Ainsi, en dehors des ressources telles les pensions de retraites, leur principal moyen de financement est l’épargne personnelle (livret d’épargne, livret d’épargne logement, livret d’assurance-vie…). Un tiers des résidents déclarent devoir y puiser pour financer les frais liés à la prise en charge de leur dépendance en institution, 11 % sont contraints de mobiliser leur entourage pour payer une partie de ces frais et 5 % sont obligés de vendre leur patrimoine. Ils sont plus nombreux encore à estimer devoir recourir à l’un de ces moyens de financements à l’avenir pour leur maison de retraite.

Mourir en Ehpad
Or, il s’agit là souvent de leur dernier lieu de vie, rappelle la troisième étude de la Drees de Marianne Muller et Delphine Roy. En 2015, 150 000 personnes résidant en établissement d’hébergement pour personnes âgées dépendantes (Ehpad) sont décédées. Cela représente un quart des décès annuels en France. En moyenne, les résidents de ces établissements pour personnes âgées décèdent à 89 ans, après une durée de séjour de trois et quelques mois environ. Les femmes sont plus nombreuses à vivre en institution, probablement parce que leur espérance de vie est supérieure.
Lorsqu’une infirmière est présente 24 heures sur 24, la probabilité de décéder lors d’une hospitalisation est plus faible

Un quart des décès des résidents en Ehpad n’ont par ailleurs pas lieu dans l’établissement mais au cours d’une hospitalisation.
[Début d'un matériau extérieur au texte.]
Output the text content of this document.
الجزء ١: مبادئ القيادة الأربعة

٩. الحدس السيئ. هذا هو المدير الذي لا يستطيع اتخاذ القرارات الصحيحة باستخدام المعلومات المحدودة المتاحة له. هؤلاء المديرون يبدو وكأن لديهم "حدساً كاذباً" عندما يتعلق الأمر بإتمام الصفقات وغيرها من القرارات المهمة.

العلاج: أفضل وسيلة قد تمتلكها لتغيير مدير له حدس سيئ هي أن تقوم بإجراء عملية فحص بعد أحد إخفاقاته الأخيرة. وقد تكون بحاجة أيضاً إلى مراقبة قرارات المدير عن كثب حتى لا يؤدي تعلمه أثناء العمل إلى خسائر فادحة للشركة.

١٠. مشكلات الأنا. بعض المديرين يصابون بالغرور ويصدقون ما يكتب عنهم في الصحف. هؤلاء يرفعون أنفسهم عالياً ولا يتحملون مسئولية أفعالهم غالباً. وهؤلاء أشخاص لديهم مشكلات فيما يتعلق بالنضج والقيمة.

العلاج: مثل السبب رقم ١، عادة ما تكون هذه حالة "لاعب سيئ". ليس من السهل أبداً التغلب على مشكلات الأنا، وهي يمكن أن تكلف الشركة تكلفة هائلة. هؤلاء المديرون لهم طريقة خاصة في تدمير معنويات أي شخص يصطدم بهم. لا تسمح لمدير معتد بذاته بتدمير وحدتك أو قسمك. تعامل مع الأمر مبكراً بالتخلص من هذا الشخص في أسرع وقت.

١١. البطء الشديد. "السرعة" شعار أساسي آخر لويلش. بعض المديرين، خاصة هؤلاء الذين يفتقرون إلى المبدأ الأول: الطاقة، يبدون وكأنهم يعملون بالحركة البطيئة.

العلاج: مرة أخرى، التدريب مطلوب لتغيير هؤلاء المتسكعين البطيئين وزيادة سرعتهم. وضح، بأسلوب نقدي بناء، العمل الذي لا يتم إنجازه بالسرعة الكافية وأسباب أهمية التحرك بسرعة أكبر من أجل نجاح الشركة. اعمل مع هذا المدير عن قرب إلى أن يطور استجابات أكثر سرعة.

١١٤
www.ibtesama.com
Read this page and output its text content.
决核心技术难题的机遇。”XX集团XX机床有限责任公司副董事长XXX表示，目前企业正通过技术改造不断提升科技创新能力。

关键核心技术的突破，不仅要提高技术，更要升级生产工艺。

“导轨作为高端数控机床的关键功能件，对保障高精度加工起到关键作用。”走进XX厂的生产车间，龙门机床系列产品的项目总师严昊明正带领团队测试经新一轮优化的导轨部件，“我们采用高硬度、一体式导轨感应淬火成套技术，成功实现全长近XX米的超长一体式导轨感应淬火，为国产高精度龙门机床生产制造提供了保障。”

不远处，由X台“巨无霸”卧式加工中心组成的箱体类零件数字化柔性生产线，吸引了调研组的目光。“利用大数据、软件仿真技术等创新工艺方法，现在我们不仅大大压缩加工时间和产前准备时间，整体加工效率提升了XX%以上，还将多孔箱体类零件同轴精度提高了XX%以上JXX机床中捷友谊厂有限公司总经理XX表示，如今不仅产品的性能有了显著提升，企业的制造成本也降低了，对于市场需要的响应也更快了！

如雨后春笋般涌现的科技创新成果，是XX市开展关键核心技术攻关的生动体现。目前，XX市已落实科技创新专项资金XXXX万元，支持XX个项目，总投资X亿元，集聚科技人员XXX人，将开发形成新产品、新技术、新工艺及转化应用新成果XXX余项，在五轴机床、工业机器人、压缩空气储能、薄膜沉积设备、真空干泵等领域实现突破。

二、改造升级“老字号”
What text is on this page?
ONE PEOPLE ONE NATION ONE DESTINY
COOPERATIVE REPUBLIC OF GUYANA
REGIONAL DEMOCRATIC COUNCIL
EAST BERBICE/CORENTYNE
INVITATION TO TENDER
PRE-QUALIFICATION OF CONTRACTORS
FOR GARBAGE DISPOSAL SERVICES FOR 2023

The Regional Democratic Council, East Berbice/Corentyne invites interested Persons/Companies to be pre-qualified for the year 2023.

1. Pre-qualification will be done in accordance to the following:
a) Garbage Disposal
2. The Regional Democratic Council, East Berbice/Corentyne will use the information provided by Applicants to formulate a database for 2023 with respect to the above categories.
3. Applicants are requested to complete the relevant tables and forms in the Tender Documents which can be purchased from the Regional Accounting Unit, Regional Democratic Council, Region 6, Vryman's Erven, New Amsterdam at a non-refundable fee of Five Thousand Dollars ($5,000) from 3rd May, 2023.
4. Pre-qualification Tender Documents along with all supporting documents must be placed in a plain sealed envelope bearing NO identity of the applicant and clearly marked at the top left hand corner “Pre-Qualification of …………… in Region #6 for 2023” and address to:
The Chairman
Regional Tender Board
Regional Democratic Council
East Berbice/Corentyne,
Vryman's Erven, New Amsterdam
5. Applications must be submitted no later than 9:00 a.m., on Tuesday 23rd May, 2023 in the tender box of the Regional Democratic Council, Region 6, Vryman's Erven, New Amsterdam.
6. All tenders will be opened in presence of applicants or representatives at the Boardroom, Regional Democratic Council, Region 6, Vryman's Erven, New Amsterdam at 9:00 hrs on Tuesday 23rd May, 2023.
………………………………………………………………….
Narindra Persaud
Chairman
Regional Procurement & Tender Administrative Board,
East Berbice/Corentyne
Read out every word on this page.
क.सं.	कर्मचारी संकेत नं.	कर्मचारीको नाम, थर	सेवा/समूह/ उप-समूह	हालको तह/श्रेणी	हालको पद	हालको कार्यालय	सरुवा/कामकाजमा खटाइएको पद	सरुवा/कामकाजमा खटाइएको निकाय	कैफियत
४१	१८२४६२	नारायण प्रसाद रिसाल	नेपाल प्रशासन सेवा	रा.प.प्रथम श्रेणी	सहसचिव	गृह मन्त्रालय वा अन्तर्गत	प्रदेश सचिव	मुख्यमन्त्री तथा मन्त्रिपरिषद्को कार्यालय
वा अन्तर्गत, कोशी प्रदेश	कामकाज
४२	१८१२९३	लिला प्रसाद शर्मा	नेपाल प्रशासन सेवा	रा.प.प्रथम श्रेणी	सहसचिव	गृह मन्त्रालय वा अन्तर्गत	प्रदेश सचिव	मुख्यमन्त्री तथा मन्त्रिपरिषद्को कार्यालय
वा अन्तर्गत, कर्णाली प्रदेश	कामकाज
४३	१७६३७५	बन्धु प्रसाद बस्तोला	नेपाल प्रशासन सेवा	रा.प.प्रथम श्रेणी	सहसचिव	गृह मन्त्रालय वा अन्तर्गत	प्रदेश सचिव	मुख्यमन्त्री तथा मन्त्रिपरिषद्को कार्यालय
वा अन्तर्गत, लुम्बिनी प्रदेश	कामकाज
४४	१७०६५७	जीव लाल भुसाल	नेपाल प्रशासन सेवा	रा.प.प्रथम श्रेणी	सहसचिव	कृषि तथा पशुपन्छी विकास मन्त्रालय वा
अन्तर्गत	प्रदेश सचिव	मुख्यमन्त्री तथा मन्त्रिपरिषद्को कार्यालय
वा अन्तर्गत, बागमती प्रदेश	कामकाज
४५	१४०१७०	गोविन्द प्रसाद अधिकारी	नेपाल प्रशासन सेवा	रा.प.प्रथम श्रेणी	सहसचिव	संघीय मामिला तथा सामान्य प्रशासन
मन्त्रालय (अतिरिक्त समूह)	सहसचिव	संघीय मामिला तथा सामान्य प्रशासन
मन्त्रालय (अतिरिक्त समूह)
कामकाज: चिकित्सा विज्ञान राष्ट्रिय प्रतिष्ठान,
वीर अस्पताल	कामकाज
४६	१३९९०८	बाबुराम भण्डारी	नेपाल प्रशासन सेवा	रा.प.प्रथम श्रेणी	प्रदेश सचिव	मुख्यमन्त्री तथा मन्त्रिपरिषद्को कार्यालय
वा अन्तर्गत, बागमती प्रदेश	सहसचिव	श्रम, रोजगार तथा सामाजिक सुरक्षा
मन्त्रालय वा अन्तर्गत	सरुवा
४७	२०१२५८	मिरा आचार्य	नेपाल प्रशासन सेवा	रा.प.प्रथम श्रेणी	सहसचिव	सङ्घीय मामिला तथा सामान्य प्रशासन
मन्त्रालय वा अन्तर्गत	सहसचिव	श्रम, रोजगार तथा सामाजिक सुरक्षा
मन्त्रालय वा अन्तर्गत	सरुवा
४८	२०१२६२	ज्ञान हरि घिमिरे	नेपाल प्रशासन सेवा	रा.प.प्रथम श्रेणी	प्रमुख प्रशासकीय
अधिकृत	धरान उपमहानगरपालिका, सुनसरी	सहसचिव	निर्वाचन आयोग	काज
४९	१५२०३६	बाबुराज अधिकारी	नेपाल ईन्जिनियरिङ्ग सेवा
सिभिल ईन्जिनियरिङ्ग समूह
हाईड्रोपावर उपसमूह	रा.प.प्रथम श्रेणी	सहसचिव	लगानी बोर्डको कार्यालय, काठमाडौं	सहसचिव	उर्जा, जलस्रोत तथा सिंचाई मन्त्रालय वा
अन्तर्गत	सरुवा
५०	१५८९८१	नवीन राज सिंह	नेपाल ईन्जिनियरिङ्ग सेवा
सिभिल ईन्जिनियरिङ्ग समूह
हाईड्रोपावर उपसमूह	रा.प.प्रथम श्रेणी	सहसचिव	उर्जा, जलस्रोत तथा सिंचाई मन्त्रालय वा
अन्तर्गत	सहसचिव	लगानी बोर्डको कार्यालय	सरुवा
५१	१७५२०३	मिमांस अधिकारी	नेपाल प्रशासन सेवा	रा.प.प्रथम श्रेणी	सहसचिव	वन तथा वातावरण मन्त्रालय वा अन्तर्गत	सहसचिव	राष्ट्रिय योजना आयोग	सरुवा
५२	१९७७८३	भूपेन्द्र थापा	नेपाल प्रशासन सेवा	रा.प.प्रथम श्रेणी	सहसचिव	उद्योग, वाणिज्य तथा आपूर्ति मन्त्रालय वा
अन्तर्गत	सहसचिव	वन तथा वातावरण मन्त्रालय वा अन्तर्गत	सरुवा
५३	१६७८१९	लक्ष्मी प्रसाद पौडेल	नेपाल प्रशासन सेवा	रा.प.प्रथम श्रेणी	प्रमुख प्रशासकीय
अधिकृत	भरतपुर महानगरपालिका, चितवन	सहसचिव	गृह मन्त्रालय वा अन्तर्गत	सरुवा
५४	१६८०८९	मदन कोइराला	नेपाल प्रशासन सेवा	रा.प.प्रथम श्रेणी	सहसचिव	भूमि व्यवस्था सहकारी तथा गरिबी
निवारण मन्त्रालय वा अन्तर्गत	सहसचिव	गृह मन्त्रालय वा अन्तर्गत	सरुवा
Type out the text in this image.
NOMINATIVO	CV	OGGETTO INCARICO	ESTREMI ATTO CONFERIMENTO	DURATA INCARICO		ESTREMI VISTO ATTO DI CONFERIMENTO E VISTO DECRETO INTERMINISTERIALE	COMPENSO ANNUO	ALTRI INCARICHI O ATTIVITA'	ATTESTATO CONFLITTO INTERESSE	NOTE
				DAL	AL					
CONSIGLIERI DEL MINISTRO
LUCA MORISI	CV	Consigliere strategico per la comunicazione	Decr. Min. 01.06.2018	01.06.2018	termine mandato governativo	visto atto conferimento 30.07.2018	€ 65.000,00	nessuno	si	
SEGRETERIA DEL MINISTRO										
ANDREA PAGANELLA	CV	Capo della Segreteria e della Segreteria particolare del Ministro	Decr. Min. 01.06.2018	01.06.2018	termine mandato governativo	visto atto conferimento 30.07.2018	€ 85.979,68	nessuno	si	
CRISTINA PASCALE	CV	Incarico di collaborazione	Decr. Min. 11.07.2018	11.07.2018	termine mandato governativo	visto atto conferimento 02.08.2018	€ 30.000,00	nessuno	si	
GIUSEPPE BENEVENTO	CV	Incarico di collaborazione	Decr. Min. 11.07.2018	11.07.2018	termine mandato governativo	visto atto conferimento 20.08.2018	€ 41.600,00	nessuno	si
Lorsqu’une infirmière est présente 24 heures sur 24, la probabilité de décéder lors d’une hospitalisation est plus faible. L’accompagnement de la fin de vie est donc une question centrale pour ces institutions. « La progression de la prise en compte de la fin de vie, notamment avec le plan gouvernemental 2015-2018 pour le développement des soins palliatifs, a eu pour corollaire une sensibilisation croissante au sein des établissements », estiment les chercheurs de la Drees.

Ainsi, en 2015, 5 500 Ehpad, soit trois établissements sur quatre, ont signé une convention avec une équipe mobile ou un réseau de santé en soins palliatifs. Et 87 % des Ehpad ont mis en place des procédés spécifiques : protocoles, procédures ou référentiels liés à la fin de vie, soit 12 points de plus qu’en 2011. Une progression marquée à la fois dans les Ehpad privés à but lucratif (+ 14 points), les Ehpad privés à but non lucratif (+ 10 points), et les Ehpad publics (+ 14 points). Néanmoins, seul un quart de ces établissements emploie au moins un salarié possédant un diplôme universitaire de soins palliatifs.